His experience with the blade, and operating away from a System node, had taught him that skill slots were often quite eager to fill themselves if left empty, and he did not yet wish to commit one of his two remaining skill slots to an accidentally completed spell, cast solely for demonstration.
"I can, however, do something similar."
"Could you? Just for a few seconds, I think."
Veeran provided his assistance again, working with his mana to encourage it to act through his body and focus it into his blade. He would, after all, have been a quite incompetent warrior were he incapable of utilizing the magical depths of his weapon. He found the action less effective than he was accustomed to, and assumed a Stance - Archmage Stance, as it were - that encouraged the flow of magic into and through his body, but particularly his sword. As he did so, Smith nodded, eyes darting around the area.
He kept that up for a little while, across multiple distinct showings, long enough for Ride and Inq to return from their excursion.

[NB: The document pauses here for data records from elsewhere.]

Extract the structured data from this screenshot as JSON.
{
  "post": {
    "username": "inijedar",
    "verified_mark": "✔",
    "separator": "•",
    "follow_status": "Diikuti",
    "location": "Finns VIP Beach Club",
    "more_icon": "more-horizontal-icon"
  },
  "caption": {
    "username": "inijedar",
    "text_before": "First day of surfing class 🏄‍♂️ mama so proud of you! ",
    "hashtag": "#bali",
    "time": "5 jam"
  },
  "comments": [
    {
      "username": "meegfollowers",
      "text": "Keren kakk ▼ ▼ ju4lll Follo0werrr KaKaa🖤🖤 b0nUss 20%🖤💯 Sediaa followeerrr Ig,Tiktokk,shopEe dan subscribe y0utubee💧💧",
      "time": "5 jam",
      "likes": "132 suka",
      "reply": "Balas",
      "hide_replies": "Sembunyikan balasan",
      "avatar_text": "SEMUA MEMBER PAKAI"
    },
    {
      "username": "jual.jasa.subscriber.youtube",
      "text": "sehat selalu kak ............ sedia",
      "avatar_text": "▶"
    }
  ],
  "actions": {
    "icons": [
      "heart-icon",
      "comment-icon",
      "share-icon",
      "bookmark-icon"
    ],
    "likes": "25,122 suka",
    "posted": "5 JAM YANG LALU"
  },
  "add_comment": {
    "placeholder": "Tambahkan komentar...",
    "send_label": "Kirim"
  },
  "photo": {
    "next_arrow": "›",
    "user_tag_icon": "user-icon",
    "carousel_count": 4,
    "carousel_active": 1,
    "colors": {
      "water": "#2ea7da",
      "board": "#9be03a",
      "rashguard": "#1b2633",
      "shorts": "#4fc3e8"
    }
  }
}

Eventually, Smith came to a close, before Veeran could grow impatient. "Okay. Okay. I think it's ready, then. I'll just need some metal to actually get it working... where's that going to come from..."
"What kind of metal will you need?" Henrietta asked, "Do you need something specific, or will anything metallic work for you?"
"Iron is frequently best for Metal magic, but basically any kind of metal should work?"
"If that's the case," Ride cut in, "Then I actually know exactly where we can get something."